We can see how this philosophy worked in the case of HP's previous spinoff of "Agilent", the test-and-measurement business that was the origins of HP.

Test-and-measurement is a boring product category. Thus, since the spinoff, Agilent has closely tracked the S&P 500. The HP computer business was the exciting business with growth potential, which has done better, although with more volatility. The thing to note here is that if you average the two stock prices together, then investors wanting high-risk growth stocks would've gotten a smaller return. That's why HP divested itself of Agilent -- it freed itself of the deadweight.

The second reason to split is dis-economies of scale. Larger is not better The biggest problem is the corporate brand. What does the "HP" brand stand for? On one hand, the brand is trying to service enterprise market where the brand is wants to stand for "boring reliability". On the other hand, the brand is trying to service the consumer market where HP wants to compete with Apple for "cool awesomesauce". Trying to be both weakens the brand in both markets.

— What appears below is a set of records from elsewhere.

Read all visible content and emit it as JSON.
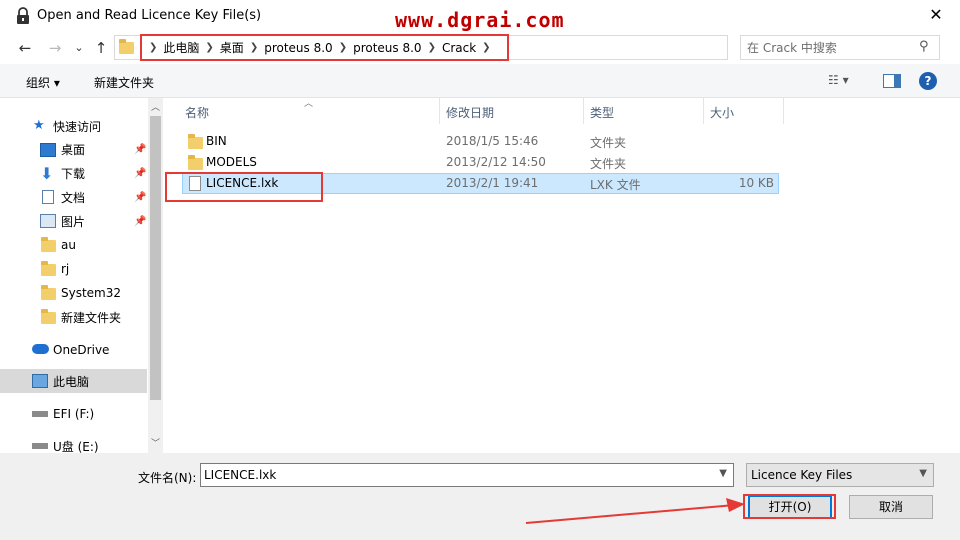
{
  "window": {
    "title": "Open and Read Licence Key File(s)",
    "watermark": "www.dgrai.com",
    "close_glyph": "✕"
  },
  "nav": {
    "back": "←",
    "forward": "→",
    "recent": "⌄",
    "up": "↑",
    "breadcrumbs": [
      "此电脑",
      "桌面",
      "proteus 8.0",
      "proteus 8.0",
      "Crack"
    ],
    "search_placeholder": "在 Crack 中搜索"
  },
  "toolbar": {
    "organize": "组织 ▾",
    "new_folder": "新建文件夹",
    "help": "?"
  },
  "sidebar": {
    "items": [
      {
        "label": "快速访问",
        "icon": "star-icon",
        "pinned": false
      },
      {
        "label": "桌面",
        "icon": "desktop-icon",
        "pinned": true
      },
      {
        "label": "下载",
        "icon": "download-icon",
        "pinned": true
      },
      {
        "label": "文档",
        "icon": "document-icon",
        "pinned": true
      },
      {
        "label": "图片",
        "icon": "picture-icon",
        "pinned": true
      },
      {
        "label": "au",
        "icon": "folder-icon",
        "pinned": false
      },
      {
        "label": "rj",
        "icon": "folder-icon",
        "pinned": false
      },
      {
        "label": "System32",
        "icon": "folder-icon",
        "pinned": false
      },
      {
        "label": "新建文件夹",
        "icon": "folder-icon",
        "pinned": false
      },
      {
        "label": "OneDrive",
        "icon": "cloud-icon",
        "pinned": false
      },
      {
        "label": "此电脑",
        "icon": "computer-icon",
        "pinned": false,
        "selected": true
      },
      {
        "label": "EFI (F:)",
        "icon": "drive-icon",
        "pinned": false
      },
      {
        "label": "U盘 (E:)",
        "icon": "drive-icon",
        "pinned": false
      }
    ]
  },
  "filelist": {
    "columns": [
      "名称",
      "修改日期",
      "类型",
      "大小"
    ],
    "rows": [
      {
        "name": "BIN",
        "date": "2018/1/5 15:46",
        "type": "文件夹",
        "size": "",
        "kind": "folder"
      },
      {
        "name": "MODELS",
        "date": "2013/2/12 14:50",
        "type": "文件夹",
        "size": "",
        "kind": "folder"
      },
      {
        "name": "LICENCE.lxk",
        "date": "2013/2/1 19:41",
        "type": "LXK 文件",
        "size": "10 KB",
        "kind": "file",
        "selected": true
      }
    ]
  },
  "footer": {
    "filename_label": "文件名(N):",
    "filename_value": "LICENCE.lxk",
    "filetype": "Licence Key Files",
    "open_button": "打开(O)",
    "cancel_button": "取消"
  },
  "colors": {
    "annotation_red": "#e53935",
    "selection_bg": "#cce8ff",
    "watermark": "#c00000"
  }
}
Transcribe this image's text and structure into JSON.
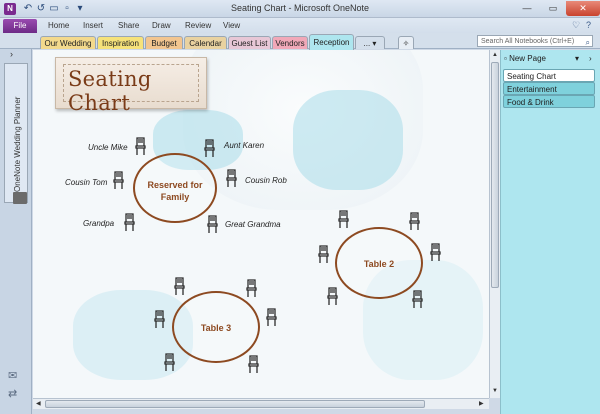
{
  "window": {
    "title": "Seating Chart - Microsoft OneNote",
    "app_icon": "N"
  },
  "ribbon": {
    "file": "File",
    "tabs": [
      "Home",
      "Insert",
      "Share",
      "Draw",
      "Review",
      "View"
    ]
  },
  "sections": {
    "tabs": [
      {
        "label": "Our Wedding",
        "color": "#f3d98c"
      },
      {
        "label": "Inspiration",
        "color": "#f6e27a"
      },
      {
        "label": "Budget",
        "color": "#f2c58f"
      },
      {
        "label": "Calendar",
        "color": "#e9d2a0"
      },
      {
        "label": "Guest List",
        "color": "#e7c7d6"
      },
      {
        "label": "Vendors",
        "color": "#f1a8b8"
      },
      {
        "label": "Reception",
        "color": "#aee6ef"
      },
      {
        "label": "...",
        "color": "#d4dfeb"
      }
    ],
    "active": "Reception",
    "search_placeholder": "Search All Notebooks (Ctrl+E)"
  },
  "notebook": {
    "name": "OneNote Wedding Planner"
  },
  "page": {
    "title": "Seating Chart",
    "tables": [
      {
        "label": "Reserved for Family"
      },
      {
        "label": "Table 2"
      },
      {
        "label": "Table 3"
      }
    ],
    "guests": [
      "Uncle Mike",
      "Aunt Karen",
      "Cousin Tom",
      "Cousin Rob",
      "Grandpa",
      "Great Grandma"
    ]
  },
  "pages_panel": {
    "new_page": "New Page",
    "pages": [
      {
        "label": "Seating Chart",
        "active": true
      },
      {
        "label": "Entertainment",
        "active": false
      },
      {
        "label": "Food & Drink",
        "active": false
      }
    ]
  }
}
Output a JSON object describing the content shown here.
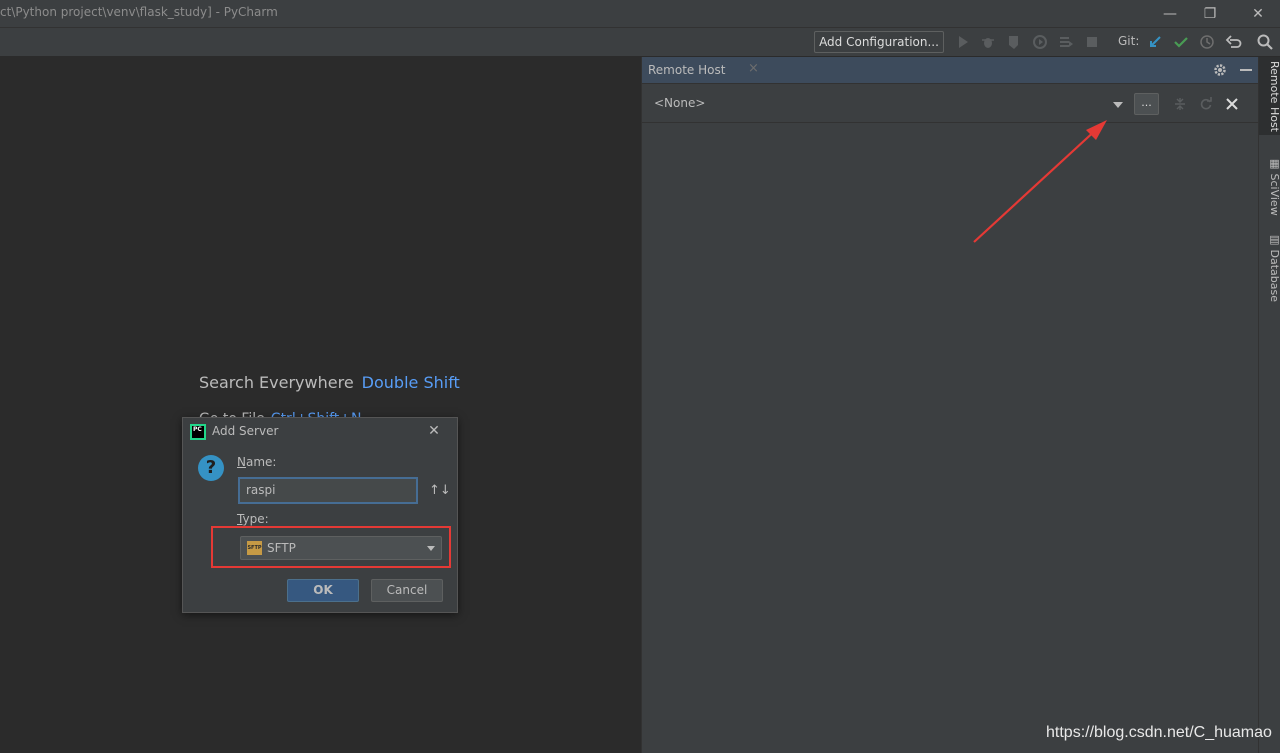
{
  "window": {
    "title": "ct\\Python project\\venv\\flask_study] - PyCharm",
    "minimize": "—",
    "restore": "❐",
    "close": "✕"
  },
  "toolbar": {
    "add_configuration": "Add Configuration...",
    "git_label": "Git:",
    "icons": [
      "run-icon",
      "debug-icon",
      "coverage-icon",
      "profile-icon",
      "concurrency-icon",
      "stop-icon",
      "git-update-icon",
      "git-commit-icon",
      "git-history-icon",
      "git-rollback-icon",
      "search-icon"
    ]
  },
  "editor": {
    "search_everywhere": "Search Everywhere",
    "search_everywhere_key": "Double Shift",
    "goto_file": "Go to File",
    "goto_file_key": "Ctrl+Shift+N"
  },
  "remote_host": {
    "title": "Remote Host",
    "tab_close": "×",
    "selection": "<None>",
    "browse": "...",
    "settings_icon": "gear-icon",
    "hide_icon": "minus-icon"
  },
  "stripe": {
    "tabs": [
      "Remote Host",
      "SciView",
      "Database"
    ]
  },
  "dialog": {
    "title": "Add Server",
    "close": "✕",
    "name_label_mnemonic": "N",
    "name_label_rest": "ame:",
    "name_value": "raspi",
    "type_label_mnemonic": "T",
    "type_label_rest": "ype:",
    "type_icon_text": "SFTP",
    "type_value": "SFTP",
    "ok": "OK",
    "cancel": "Cancel",
    "question": "?"
  },
  "watermark": "https://blog.csdn.net/C_huamao",
  "colors": {
    "annotation_red": "#e53935",
    "link_blue": "#589df6",
    "pycharm_green": "#21d789"
  }
}
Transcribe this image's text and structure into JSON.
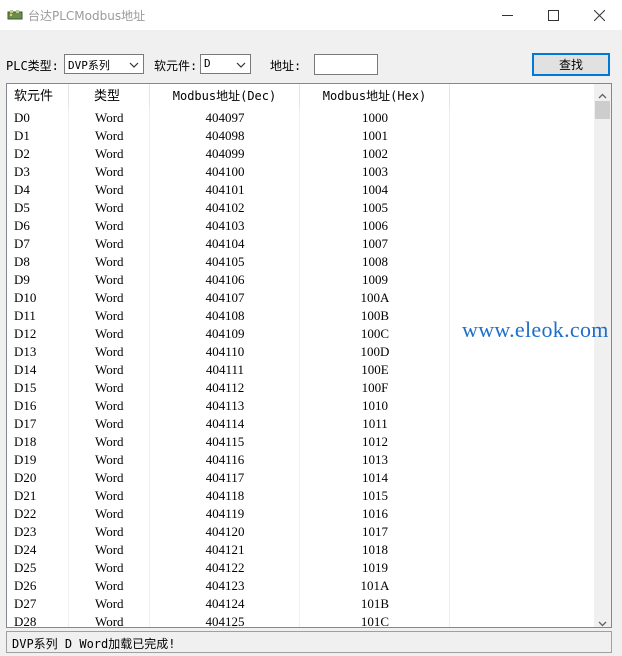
{
  "window": {
    "title": "台达PLCModbus地址",
    "icon": "plc-app-icon",
    "controls": [
      "minimize-icon",
      "maximize-icon",
      "close-icon"
    ]
  },
  "toolbar": {
    "plc_type_label": "PLC类型:",
    "plc_type_value": "DVP系列",
    "element_label": "软元件:",
    "element_value": "D",
    "address_label": "地址:",
    "address_value": "",
    "find_label": "查找"
  },
  "table": {
    "columns": [
      "软元件",
      "类型",
      "Modbus地址(Dec)",
      "Modbus地址(Hex)"
    ],
    "rows": [
      [
        "D0",
        "Word",
        "404097",
        "1000"
      ],
      [
        "D1",
        "Word",
        "404098",
        "1001"
      ],
      [
        "D2",
        "Word",
        "404099",
        "1002"
      ],
      [
        "D3",
        "Word",
        "404100",
        "1003"
      ],
      [
        "D4",
        "Word",
        "404101",
        "1004"
      ],
      [
        "D5",
        "Word",
        "404102",
        "1005"
      ],
      [
        "D6",
        "Word",
        "404103",
        "1006"
      ],
      [
        "D7",
        "Word",
        "404104",
        "1007"
      ],
      [
        "D8",
        "Word",
        "404105",
        "1008"
      ],
      [
        "D9",
        "Word",
        "404106",
        "1009"
      ],
      [
        "D10",
        "Word",
        "404107",
        "100A"
      ],
      [
        "D11",
        "Word",
        "404108",
        "100B"
      ],
      [
        "D12",
        "Word",
        "404109",
        "100C"
      ],
      [
        "D13",
        "Word",
        "404110",
        "100D"
      ],
      [
        "D14",
        "Word",
        "404111",
        "100E"
      ],
      [
        "D15",
        "Word",
        "404112",
        "100F"
      ],
      [
        "D16",
        "Word",
        "404113",
        "1010"
      ],
      [
        "D17",
        "Word",
        "404114",
        "1011"
      ],
      [
        "D18",
        "Word",
        "404115",
        "1012"
      ],
      [
        "D19",
        "Word",
        "404116",
        "1013"
      ],
      [
        "D20",
        "Word",
        "404117",
        "1014"
      ],
      [
        "D21",
        "Word",
        "404118",
        "1015"
      ],
      [
        "D22",
        "Word",
        "404119",
        "1016"
      ],
      [
        "D23",
        "Word",
        "404120",
        "1017"
      ],
      [
        "D24",
        "Word",
        "404121",
        "1018"
      ],
      [
        "D25",
        "Word",
        "404122",
        "1019"
      ],
      [
        "D26",
        "Word",
        "404123",
        "101A"
      ],
      [
        "D27",
        "Word",
        "404124",
        "101B"
      ],
      [
        "D28",
        "Word",
        "404125",
        "101C"
      ]
    ]
  },
  "status": {
    "text": "DVP系列 D Word加载已完成!"
  },
  "watermark": "www.eleok.com"
}
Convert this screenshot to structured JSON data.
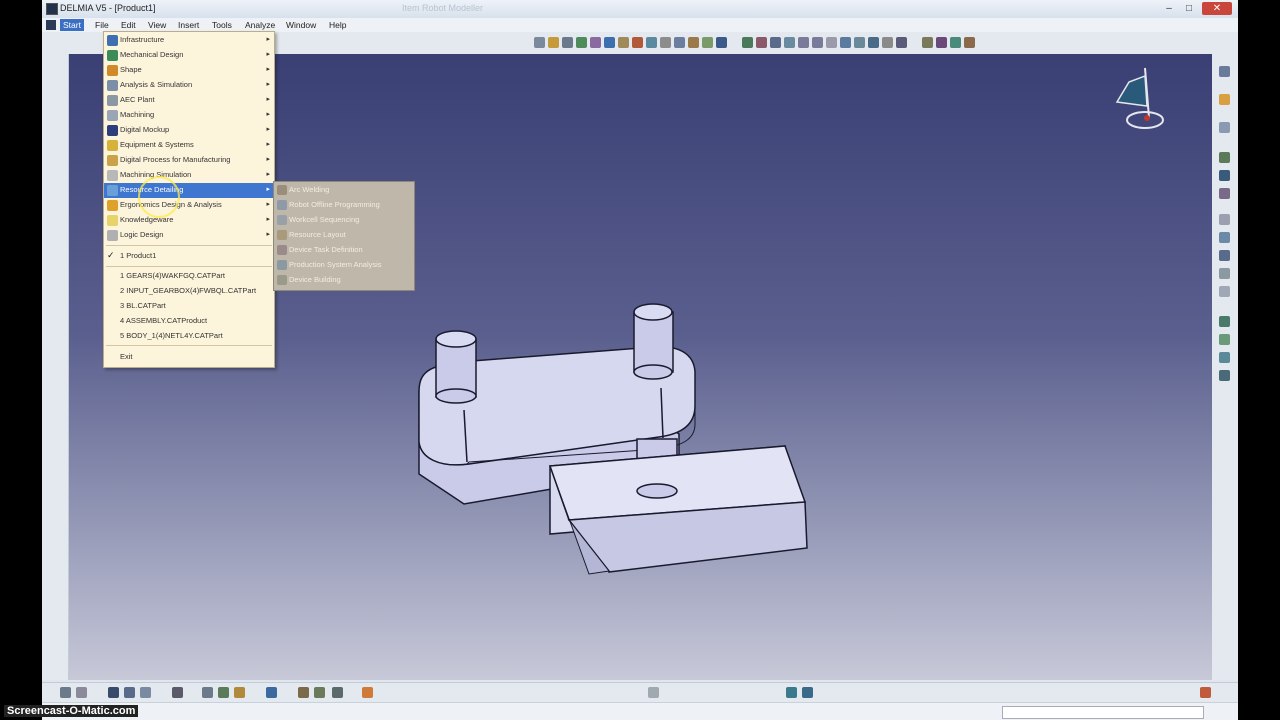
{
  "window": {
    "title": "DELMIA V5 - [Product1]",
    "background_title": "Item Robot Modeller"
  },
  "menubar": {
    "items": [
      "Start",
      "File",
      "Edit",
      "View",
      "Insert",
      "Tools",
      "Analyze",
      "Window",
      "Help"
    ],
    "active": "Start"
  },
  "start_menu": {
    "workbenches": [
      {
        "label": "Infrastructure",
        "icon": "infrastructure-icon",
        "color": "#3f6fb0"
      },
      {
        "label": "Mechanical Design",
        "icon": "mechanical-design-icon",
        "color": "#3c8c5a"
      },
      {
        "label": "Shape",
        "icon": "shape-icon",
        "color": "#d08a2a"
      },
      {
        "label": "Analysis & Simulation",
        "icon": "analysis-icon",
        "color": "#7b8fa8"
      },
      {
        "label": "AEC Plant",
        "icon": "aec-plant-icon",
        "color": "#8b97a3"
      },
      {
        "label": "Machining",
        "icon": "machining-icon",
        "color": "#9aa5b5"
      },
      {
        "label": "Digital Mockup",
        "icon": "digital-mockup-icon",
        "color": "#2c3f7a"
      },
      {
        "label": "Equipment & Systems",
        "icon": "equipment-icon",
        "color": "#d7b23b"
      },
      {
        "label": "Digital Process for Manufacturing",
        "icon": "dpm-icon",
        "color": "#c9a24a"
      },
      {
        "label": "Machining Simulation",
        "icon": "machining-sim-icon",
        "color": "#b8b8b8"
      },
      {
        "label": "Resource Detailing",
        "icon": "resource-detailing-icon",
        "color": "#6aa0d8"
      },
      {
        "label": "Ergonomics Design & Analysis",
        "icon": "ergonomics-icon",
        "color": "#e0a12c"
      },
      {
        "label": "Knowledgeware",
        "icon": "knowledgeware-icon",
        "color": "#e8d26a"
      },
      {
        "label": "Logic Design",
        "icon": "logic-design-icon",
        "color": "#b0b0b0"
      }
    ],
    "highlighted": "Resource Detailing",
    "current_doc": "1 Product1",
    "recent_files": [
      "1 GEARS(4)WAKFGQ.CATPart",
      "2 INPUT_GEARBOX(4)FWBQL.CATPart",
      "3 BL.CATPart",
      "4 ASSEMBLY.CATProduct",
      "5 BODY_1(4)NETL4Y.CATPart"
    ],
    "exit": "Exit"
  },
  "submenu": {
    "items": [
      {
        "label": "Arc Welding",
        "icon": "arc-welding-icon"
      },
      {
        "label": "Robot Offline Programming",
        "icon": "robot-offline-icon"
      },
      {
        "label": "Workcell Sequencing",
        "icon": "workcell-icon"
      },
      {
        "label": "Resource Layout",
        "icon": "resource-layout-icon"
      },
      {
        "label": "Device Task Definition",
        "icon": "device-task-icon"
      },
      {
        "label": "Production System Analysis",
        "icon": "production-analysis-icon"
      },
      {
        "label": "Device Building",
        "icon": "device-building-icon"
      }
    ]
  },
  "tree_fragment": ")",
  "watermark": "Screencast-O-Matic.com",
  "colors": {
    "viewport_top": "#3a3f74",
    "viewport_bottom": "#c7c9d8",
    "menu_bg": "#fdf4dc",
    "highlight": "#3f77d0",
    "part_fill": "#c9cbe8"
  }
}
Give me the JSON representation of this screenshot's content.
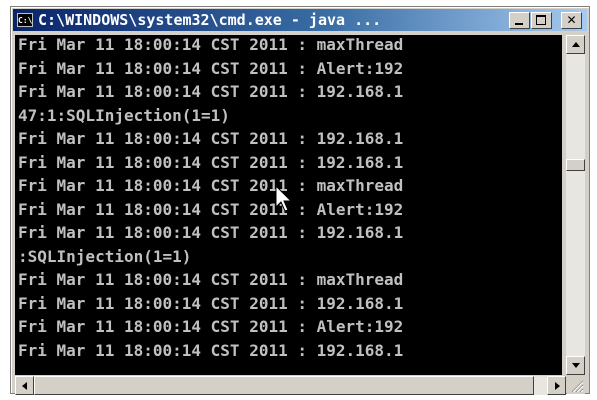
{
  "window": {
    "title": "C:\\WINDOWS\\system32\\cmd.exe - java ...",
    "icon_name": "cmd-icon",
    "icon_text": "C:\\",
    "buttons": [
      {
        "name": "minimize-button",
        "icon": "minimize-icon"
      },
      {
        "name": "maximize-button",
        "icon": "maximize-icon"
      },
      {
        "name": "close-button",
        "icon": "close-icon",
        "glyph": "✕"
      }
    ]
  },
  "console": {
    "text_color": "#c0c0c0",
    "background": "#000000",
    "lines": [
      "Fri Mar 11 18:00:14 CST 2011 : maxThread",
      "Fri Mar 11 18:00:14 CST 2011 : Alert:192",
      "Fri Mar 11 18:00:14 CST 2011 : 192.168.1",
      "47:1:SQLInjection(1=1)",
      "Fri Mar 11 18:00:14 CST 2011 : 192.168.1",
      "Fri Mar 11 18:00:14 CST 2011 : 192.168.1",
      "Fri Mar 11 18:00:14 CST 2011 : maxThread",
      "Fri Mar 11 18:00:14 CST 2011 : Alert:192",
      "Fri Mar 11 18:00:14 CST 2011 : 192.168.1",
      ":SQLInjection(1=1)",
      "Fri Mar 11 18:00:14 CST 2011 : maxThread",
      "Fri Mar 11 18:00:14 CST 2011 : 192.168.1",
      "Fri Mar 11 18:00:14 CST 2011 : Alert:192",
      "Fri Mar 11 18:00:14 CST 2011 : 192.168.1"
    ]
  },
  "scrollbars": {
    "vertical_position": 0.37,
    "horizontal_position": 0.0
  },
  "titlebar_gradient": [
    "#0a246a",
    "#a6caf0"
  ]
}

Thus, the real goal of the split is to free the brand. HP has a big presence in the home market with its printers and laptops. Freeing the brand means HP can start selling other consumer products, such as tablets and phones, with exciting HPness, without being offending it's enterprise customers. Conversely, the new "Hewlett-Packard Enterprise" and become even more stodgy and boring.

The stock jumped 6% today, because investors are betting on the future shares. When the split happens, they'll receive one share in each business to replace an existing share. Investors wanting steady growth will immediately sell the consumer share. Investors wanting high-risk/high-return stock will likewise dump the stodgy enterprise share.

CEO Meg Whitman is staying with the enterprise business. It's not that this is the better company. Instead, it's because the consumer market fighting against Apple is for younger, more energetic CEOs.

By the way, as an investor, I'd dump the consumer stock. Its printer ink business is a cash cow, but I don't think they know how to compete against Apple and achieve growth. Several years from now, they still won't be the luxury brand demanding high margins that everyone wants, but still will be the boring/cheap brand they are today.